To ensure boards are fully prepared to face the consequences of a cyberattack, the report recommends six key areas to focus on:
- Establishing a cyber-incident response plan
- Regularly rehearsing the response plan using a range of different scenarios
- Monitoring and managing the risk posed from their supply chain
- Ensuring they understand the terms of their insurance and what is covered
- Understanding what 'normal' looks like for their business, in terms of application usage, so they can identify any unfamiliar patterns
- Investing in regular training and raising their people's awareness of cybersecurity
Cyberattacks and data breaches have cost UK mid-market companies over £30 billion, yet organisations remain complacent about their cybersecurity capabilities – putting them at greater risk from hackers and cybercrime.

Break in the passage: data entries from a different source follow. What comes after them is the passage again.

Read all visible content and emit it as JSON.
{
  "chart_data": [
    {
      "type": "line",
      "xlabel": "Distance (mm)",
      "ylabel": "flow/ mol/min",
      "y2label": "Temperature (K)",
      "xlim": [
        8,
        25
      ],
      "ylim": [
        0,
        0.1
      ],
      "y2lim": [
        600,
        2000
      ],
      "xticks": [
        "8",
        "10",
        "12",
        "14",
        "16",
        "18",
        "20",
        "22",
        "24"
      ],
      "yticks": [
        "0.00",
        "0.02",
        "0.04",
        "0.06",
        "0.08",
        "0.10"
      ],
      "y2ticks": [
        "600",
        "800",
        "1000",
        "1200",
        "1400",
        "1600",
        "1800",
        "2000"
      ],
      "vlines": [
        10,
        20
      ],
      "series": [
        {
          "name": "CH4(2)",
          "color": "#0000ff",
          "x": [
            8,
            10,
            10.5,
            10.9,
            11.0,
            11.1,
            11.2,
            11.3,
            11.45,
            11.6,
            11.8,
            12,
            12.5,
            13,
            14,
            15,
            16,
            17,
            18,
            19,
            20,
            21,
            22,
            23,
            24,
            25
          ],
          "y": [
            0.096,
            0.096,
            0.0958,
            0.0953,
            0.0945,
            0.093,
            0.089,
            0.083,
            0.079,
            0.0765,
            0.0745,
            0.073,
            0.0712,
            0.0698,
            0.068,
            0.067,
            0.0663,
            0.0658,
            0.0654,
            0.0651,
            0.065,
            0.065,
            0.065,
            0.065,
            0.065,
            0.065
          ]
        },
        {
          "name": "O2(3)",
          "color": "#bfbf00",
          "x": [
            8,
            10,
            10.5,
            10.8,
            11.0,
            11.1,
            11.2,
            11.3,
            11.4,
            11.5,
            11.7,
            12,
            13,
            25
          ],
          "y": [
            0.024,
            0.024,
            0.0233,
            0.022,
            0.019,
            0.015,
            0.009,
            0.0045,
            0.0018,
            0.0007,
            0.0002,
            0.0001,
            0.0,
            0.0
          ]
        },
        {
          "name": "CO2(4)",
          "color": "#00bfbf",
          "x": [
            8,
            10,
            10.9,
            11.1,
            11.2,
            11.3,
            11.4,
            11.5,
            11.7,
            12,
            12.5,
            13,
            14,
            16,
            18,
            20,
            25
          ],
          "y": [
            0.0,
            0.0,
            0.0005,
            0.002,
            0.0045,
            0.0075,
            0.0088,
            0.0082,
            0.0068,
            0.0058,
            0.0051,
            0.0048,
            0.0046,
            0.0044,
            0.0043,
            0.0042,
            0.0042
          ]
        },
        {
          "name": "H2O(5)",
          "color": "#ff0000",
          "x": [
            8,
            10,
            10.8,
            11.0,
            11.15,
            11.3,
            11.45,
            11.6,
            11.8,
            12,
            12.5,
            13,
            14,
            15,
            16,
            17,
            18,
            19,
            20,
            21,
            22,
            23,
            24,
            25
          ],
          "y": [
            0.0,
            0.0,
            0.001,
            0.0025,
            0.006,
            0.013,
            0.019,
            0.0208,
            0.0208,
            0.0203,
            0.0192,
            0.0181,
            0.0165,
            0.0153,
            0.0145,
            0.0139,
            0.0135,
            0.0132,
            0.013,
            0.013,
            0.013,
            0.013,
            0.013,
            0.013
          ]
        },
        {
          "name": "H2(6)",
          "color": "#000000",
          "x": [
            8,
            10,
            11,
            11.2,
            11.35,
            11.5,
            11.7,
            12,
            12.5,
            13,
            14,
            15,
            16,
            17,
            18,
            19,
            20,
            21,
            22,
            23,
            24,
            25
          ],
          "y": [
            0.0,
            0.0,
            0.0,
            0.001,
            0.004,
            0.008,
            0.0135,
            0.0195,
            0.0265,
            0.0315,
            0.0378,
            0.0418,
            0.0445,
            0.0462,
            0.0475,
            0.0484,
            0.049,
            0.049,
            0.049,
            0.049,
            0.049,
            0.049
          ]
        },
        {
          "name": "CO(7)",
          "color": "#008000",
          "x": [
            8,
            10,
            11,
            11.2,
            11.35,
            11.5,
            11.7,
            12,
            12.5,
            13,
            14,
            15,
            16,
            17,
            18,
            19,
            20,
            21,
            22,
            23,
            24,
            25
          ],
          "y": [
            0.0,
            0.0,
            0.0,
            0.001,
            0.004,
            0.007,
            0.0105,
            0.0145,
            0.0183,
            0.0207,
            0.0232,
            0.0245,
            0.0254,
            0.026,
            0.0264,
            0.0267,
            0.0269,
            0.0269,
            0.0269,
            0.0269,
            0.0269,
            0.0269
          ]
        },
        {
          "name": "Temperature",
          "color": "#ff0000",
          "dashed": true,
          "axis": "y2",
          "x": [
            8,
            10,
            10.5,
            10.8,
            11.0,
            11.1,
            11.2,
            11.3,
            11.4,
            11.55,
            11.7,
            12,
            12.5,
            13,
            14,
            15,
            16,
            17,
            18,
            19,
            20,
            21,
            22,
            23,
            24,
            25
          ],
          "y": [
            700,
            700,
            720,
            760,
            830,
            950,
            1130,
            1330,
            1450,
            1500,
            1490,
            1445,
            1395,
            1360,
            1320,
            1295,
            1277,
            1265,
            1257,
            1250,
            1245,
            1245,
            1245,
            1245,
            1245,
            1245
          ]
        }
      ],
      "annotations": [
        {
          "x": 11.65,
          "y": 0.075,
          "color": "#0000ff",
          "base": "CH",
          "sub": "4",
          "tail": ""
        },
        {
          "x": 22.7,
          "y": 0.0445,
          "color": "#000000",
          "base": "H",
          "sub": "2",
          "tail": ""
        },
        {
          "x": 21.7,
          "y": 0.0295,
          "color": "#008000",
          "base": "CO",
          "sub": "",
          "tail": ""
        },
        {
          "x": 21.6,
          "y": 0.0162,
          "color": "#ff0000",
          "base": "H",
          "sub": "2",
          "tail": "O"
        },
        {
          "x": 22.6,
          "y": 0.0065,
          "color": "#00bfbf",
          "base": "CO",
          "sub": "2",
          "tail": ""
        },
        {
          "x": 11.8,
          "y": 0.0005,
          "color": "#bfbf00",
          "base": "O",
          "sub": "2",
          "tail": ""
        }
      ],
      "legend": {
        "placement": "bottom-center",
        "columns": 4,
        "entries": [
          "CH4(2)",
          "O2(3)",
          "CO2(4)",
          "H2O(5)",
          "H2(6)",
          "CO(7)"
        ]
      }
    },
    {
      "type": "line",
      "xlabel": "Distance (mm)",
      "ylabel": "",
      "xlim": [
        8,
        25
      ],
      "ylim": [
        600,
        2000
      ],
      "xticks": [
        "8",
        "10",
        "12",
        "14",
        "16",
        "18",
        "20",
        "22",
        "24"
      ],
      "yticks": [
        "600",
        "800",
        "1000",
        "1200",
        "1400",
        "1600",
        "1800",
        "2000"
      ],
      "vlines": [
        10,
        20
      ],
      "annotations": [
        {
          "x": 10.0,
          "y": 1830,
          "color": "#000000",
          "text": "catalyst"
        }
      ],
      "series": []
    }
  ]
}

Business and financial adviser Grant Thornton surveyed hundreds of mid-market organisations – those with £15m and £1bn per year – and found that despite the threat posed by cyberattacks, boards aren't effectively prepared to manage the risks.
Of those companies surveyed for Grant Thornton's Cybersecurity: the Board Report, over half of companies (53%) reported losses of between 3% and 10% following a cyberattack or data breach. But the losses can also be much worse: 6% of businesses consulted in the report said they lost between 11% and 25% of revenue as the result of an incident.
But even though organisations are aware of the damage that can be done as the result of a cyberattack, almost two thirds (63%) of companies don't have a board member with a specific responsibility for cybersecurity.
The same number said the board doesn't formally review cybersecurity risks and their management, while over half of businesses surveyed (59%) say they don't have an incident response plan in place for cyberattacks.
Additionally, just one in three companies (36%) provided cybersecurity awareness training to all of their employees in the last year.
But despite this, almost 70% of those surveyed said they felt confident in their ability to respond to a cyberattack, suggesting a potential misplaced confidence in how they can deal with incidents.
"Whatever your sector, whatever type of business you are, assume that you are being targeted all the time. With the levels of volume cybercrime we are seeing now, you almost certainly are," said James Arthur, partner and head of cyber consulting at Grant Thornton.
In order to fully protect against attacks, organisations must ensure that cybersecurity is seen as an important issue throughout the organisation – from the board, all the way down.
"While commitment from the top is vital, ensuring your people are properly trained is also essential. Often, companies make themselves vulnerable to attack simply by failing to get the basics right. Training to raise employee awareness can have a hugely positive impact on cybersecurity," said Thornton.
"Effective cybersecurity does not need to cost the earth and goes beyond simply investing in new technology. There are simple, specific steps companies can take, such as implementing a meaningful cyber-response plan and understanding what is 'normal' for their business, to put themselves in a much stronger position," said Arthur.